After calls from senior riders, teams, and fans during 2021 to increase safety – especially in the lower classes – and the death of up and coming young rider Dean Berta Vinales in September, the FIM is putting into place new rules for 2022.

Smaller grids and an age limit for riders in World Supersport 300

The first move will see grid sizes in the hyper-competitive World Supersport 300 class reduced to 30-riders and plus two wild card entries. This season saw sometimes more than 35-young racers lining up on the grid, something that many feel was adding to the risk level in the class.

Another change, slated for 2023, will see the rider age in the class increase from 16 to 18 years old.

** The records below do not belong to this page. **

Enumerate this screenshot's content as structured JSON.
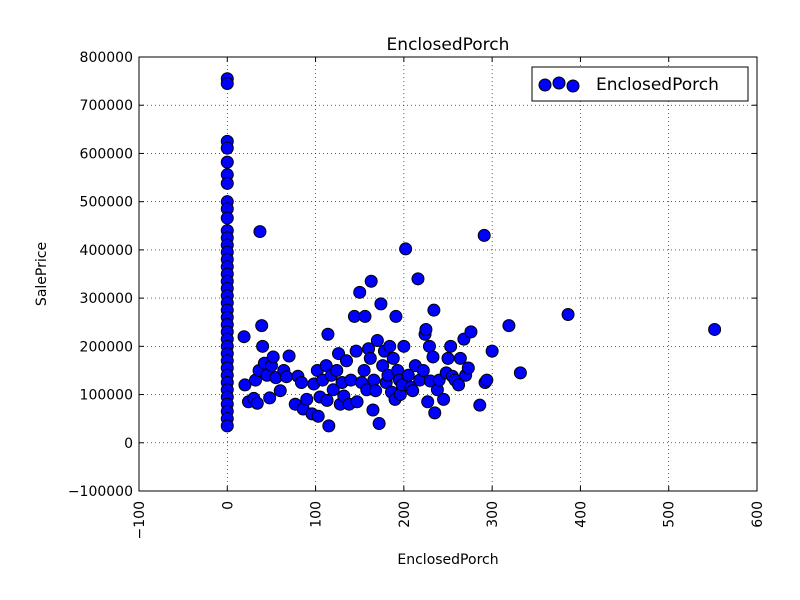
{
  "chart_data": {
    "type": "scatter",
    "title": "EnclosedPorch",
    "xlabel": "EnclosedPorch",
    "ylabel": "SalePrice",
    "xlim": [
      -100,
      600
    ],
    "ylim": [
      -100000,
      800000
    ],
    "xticks": [
      -100,
      0,
      100,
      200,
      300,
      400,
      500,
      600
    ],
    "yticks": [
      -100000,
      0,
      100000,
      200000,
      300000,
      400000,
      500000,
      600000,
      700000,
      800000
    ],
    "xtick_labels": [
      "−100",
      "0",
      "100",
      "200",
      "300",
      "400",
      "500",
      "600"
    ],
    "ytick_labels": [
      "−100000",
      "0",
      "100000",
      "200000",
      "300000",
      "400000",
      "500000",
      "600000",
      "700000",
      "800000"
    ],
    "grid": true,
    "legend": {
      "position": "top-right",
      "entries": [
        "EnclosedPorch"
      ]
    },
    "marker_color": "#0000ff",
    "series": [
      {
        "name": "EnclosedPorch",
        "points": [
          [
            0,
            755000
          ],
          [
            0,
            745000
          ],
          [
            0,
            625000
          ],
          [
            0,
            611000
          ],
          [
            0,
            582000
          ],
          [
            0,
            556000
          ],
          [
            0,
            538000
          ],
          [
            0,
            500000
          ],
          [
            0,
            485000
          ],
          [
            0,
            466000
          ],
          [
            0,
            440000
          ],
          [
            0,
            425000
          ],
          [
            0,
            410000
          ],
          [
            0,
            395000
          ],
          [
            0,
            380000
          ],
          [
            0,
            365000
          ],
          [
            0,
            350000
          ],
          [
            0,
            335000
          ],
          [
            0,
            320000
          ],
          [
            0,
            305000
          ],
          [
            0,
            290000
          ],
          [
            0,
            275000
          ],
          [
            0,
            260000
          ],
          [
            0,
            245000
          ],
          [
            0,
            230000
          ],
          [
            0,
            215000
          ],
          [
            0,
            200000
          ],
          [
            0,
            185000
          ],
          [
            0,
            170000
          ],
          [
            0,
            155000
          ],
          [
            0,
            140000
          ],
          [
            0,
            125000
          ],
          [
            0,
            110000
          ],
          [
            0,
            95000
          ],
          [
            0,
            80000
          ],
          [
            0,
            65000
          ],
          [
            0,
            50000
          ],
          [
            0,
            35000
          ],
          [
            19,
            220000
          ],
          [
            20,
            120000
          ],
          [
            24,
            85000
          ],
          [
            30,
            92000
          ],
          [
            32,
            130000
          ],
          [
            34,
            82000
          ],
          [
            36,
            150000
          ],
          [
            37,
            438000
          ],
          [
            39,
            243000
          ],
          [
            40,
            200000
          ],
          [
            42,
            165000
          ],
          [
            45,
            140000
          ],
          [
            48,
            93000
          ],
          [
            50,
            160000
          ],
          [
            52,
            178000
          ],
          [
            55,
            135000
          ],
          [
            60,
            108000
          ],
          [
            64,
            150000
          ],
          [
            67,
            137000
          ],
          [
            70,
            180000
          ],
          [
            77,
            80000
          ],
          [
            80,
            138000
          ],
          [
            84,
            125000
          ],
          [
            86,
            70000
          ],
          [
            90,
            90000
          ],
          [
            96,
            60000
          ],
          [
            98,
            122000
          ],
          [
            102,
            150000
          ],
          [
            103,
            55000
          ],
          [
            105,
            95000
          ],
          [
            108,
            130000
          ],
          [
            112,
            160000
          ],
          [
            113,
            88000
          ],
          [
            114,
            225000
          ],
          [
            115,
            35000
          ],
          [
            118,
            140000
          ],
          [
            120,
            110000
          ],
          [
            124,
            150000
          ],
          [
            126,
            185000
          ],
          [
            128,
            80000
          ],
          [
            130,
            125000
          ],
          [
            132,
            97000
          ],
          [
            135,
            170000
          ],
          [
            138,
            80000
          ],
          [
            140,
            130000
          ],
          [
            144,
            262000
          ],
          [
            146,
            190000
          ],
          [
            147,
            85000
          ],
          [
            150,
            312000
          ],
          [
            152,
            125000
          ],
          [
            155,
            150000
          ],
          [
            156,
            262000
          ],
          [
            158,
            110000
          ],
          [
            160,
            195000
          ],
          [
            162,
            175000
          ],
          [
            163,
            335000
          ],
          [
            165,
            68000
          ],
          [
            166,
            130000
          ],
          [
            168,
            108000
          ],
          [
            170,
            212000
          ],
          [
            172,
            40000
          ],
          [
            174,
            288000
          ],
          [
            176,
            160000
          ],
          [
            178,
            190000
          ],
          [
            180,
            125000
          ],
          [
            182,
            140000
          ],
          [
            184,
            200000
          ],
          [
            186,
            105000
          ],
          [
            188,
            175000
          ],
          [
            190,
            90000
          ],
          [
            191,
            262000
          ],
          [
            193,
            150000
          ],
          [
            195,
            130000
          ],
          [
            196,
            100000
          ],
          [
            198,
            120000
          ],
          [
            200,
            200000
          ],
          [
            202,
            402000
          ],
          [
            205,
            140000
          ],
          [
            208,
            115000
          ],
          [
            210,
            108000
          ],
          [
            213,
            160000
          ],
          [
            216,
            340000
          ],
          [
            218,
            130000
          ],
          [
            222,
            150000
          ],
          [
            224,
            225000
          ],
          [
            225,
            235000
          ],
          [
            227,
            85000
          ],
          [
            229,
            200000
          ],
          [
            230,
            128000
          ],
          [
            233,
            178000
          ],
          [
            234,
            275000
          ],
          [
            235,
            62000
          ],
          [
            238,
            110000
          ],
          [
            240,
            130000
          ],
          [
            245,
            90000
          ],
          [
            248,
            145000
          ],
          [
            250,
            175000
          ],
          [
            253,
            200000
          ],
          [
            255,
            138000
          ],
          [
            258,
            130000
          ],
          [
            262,
            120000
          ],
          [
            264,
            175000
          ],
          [
            268,
            215000
          ],
          [
            270,
            140000
          ],
          [
            273,
            155000
          ],
          [
            276,
            230000
          ],
          [
            286,
            78000
          ],
          [
            291,
            430000
          ],
          [
            292,
            125000
          ],
          [
            294,
            130000
          ],
          [
            300,
            190000
          ],
          [
            319,
            243000
          ],
          [
            332,
            145000
          ],
          [
            386,
            266000
          ],
          [
            552,
            235000
          ]
        ]
      }
    ]
  }
}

Qualification times within 105%

Riders this season needed only to reach 107% of the pole position time, although that will be reduced for 2022. Riders will now need to get within 105% of the pole lap, a move that is aimed at ensuring all riders on track can maintain a safe pace compared to the leading group.

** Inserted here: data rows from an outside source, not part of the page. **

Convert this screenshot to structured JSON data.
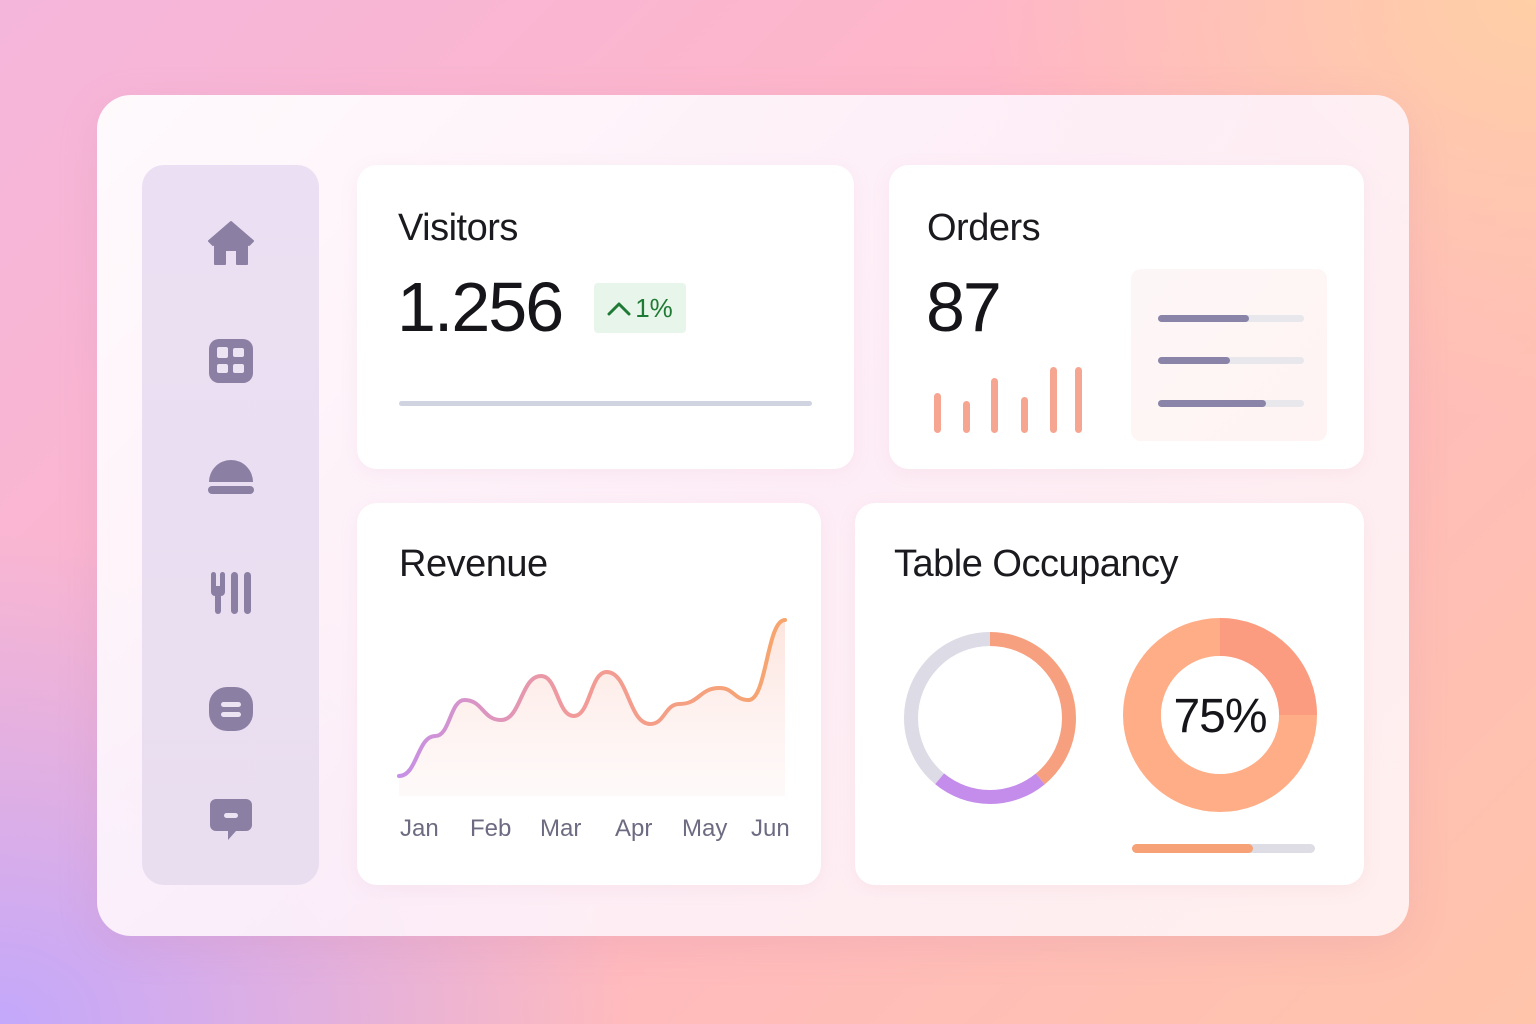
{
  "sidebar": {
    "items": [
      {
        "icon": "home-icon"
      },
      {
        "icon": "dashboard-grid-icon"
      },
      {
        "icon": "cloche-icon"
      },
      {
        "icon": "utensils-icon"
      },
      {
        "icon": "receipt-icon"
      },
      {
        "icon": "message-icon"
      }
    ]
  },
  "visitors": {
    "title": "Visitors",
    "value": "1.256",
    "change": "1%",
    "change_direction": "up"
  },
  "orders": {
    "title": "Orders",
    "value": "87",
    "mini_bars": [
      40,
      32,
      55,
      36,
      66,
      66
    ],
    "progress": [
      0.62,
      0.49,
      0.74
    ]
  },
  "revenue": {
    "title": "Revenue",
    "chart_data": {
      "type": "area",
      "categories": [
        "Jan",
        "Feb",
        "Mar",
        "Apr",
        "May",
        "Jun"
      ],
      "x": [
        0,
        0.5,
        0.9,
        1.4,
        1.95,
        2.4,
        2.85,
        3.45,
        3.85,
        4.4,
        4.8,
        5.3
      ],
      "values": [
        10,
        30,
        48,
        38,
        60,
        40,
        62,
        36,
        46,
        54,
        48,
        88
      ],
      "ylim": [
        0,
        100
      ]
    }
  },
  "occupancy": {
    "title": "Table Occupancy",
    "ring_segments": [
      {
        "name": "orange",
        "value": 0.39,
        "color": "#f7a07f"
      },
      {
        "name": "purple",
        "value": 0.22,
        "color": "#c48ceb"
      },
      {
        "name": "grey",
        "value": 0.39,
        "color": "#dcdbe6"
      }
    ],
    "donut_label": "75%",
    "donut_value": 0.75,
    "bar_value": 0.66,
    "colors": {
      "accent": "#f6a276",
      "purple": "#c48ceb"
    }
  }
}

Airbags for all classes and pit to bike messages

It seems strange to write it – seeing as top classes like MotoGP and WorldSBK have been using them for years, but nonetheless, airbags will be compulsory for all classes and riders from next season.

Up until now the FIM rules only stated that airbags were highly recommended.

An item that seems to have trickled down from MotoGP and WorldSBK is the use of a new ship-to-shore message system via the bike’s dash.

It’s hoped the system can help to warn riders on track of yellow flags, slower bikes, and other on-track dangers before they come up on them.

A new generation of the Supersport class

The FIM also wants to overhaul the rules in the Supersport class, specifically trying to find a better balance of power/capacity/weight for the bikes competing. The rules aren’t as yet defined, although the FIM states they will be presented shortly.

Post-crash helmet analysis

The FIM also seeks to set up a system that can analyse a rider’s helmet detail after a crash or a head injury.

The helmets of all riders who are taken to the medical centre after a crash and those suffering from concussion will be held by the technical stewards before being returned to the team. Those suffering from concussion will have their helmets sent to a lab for ‘non-destructive' testing before being released to the team or the rider.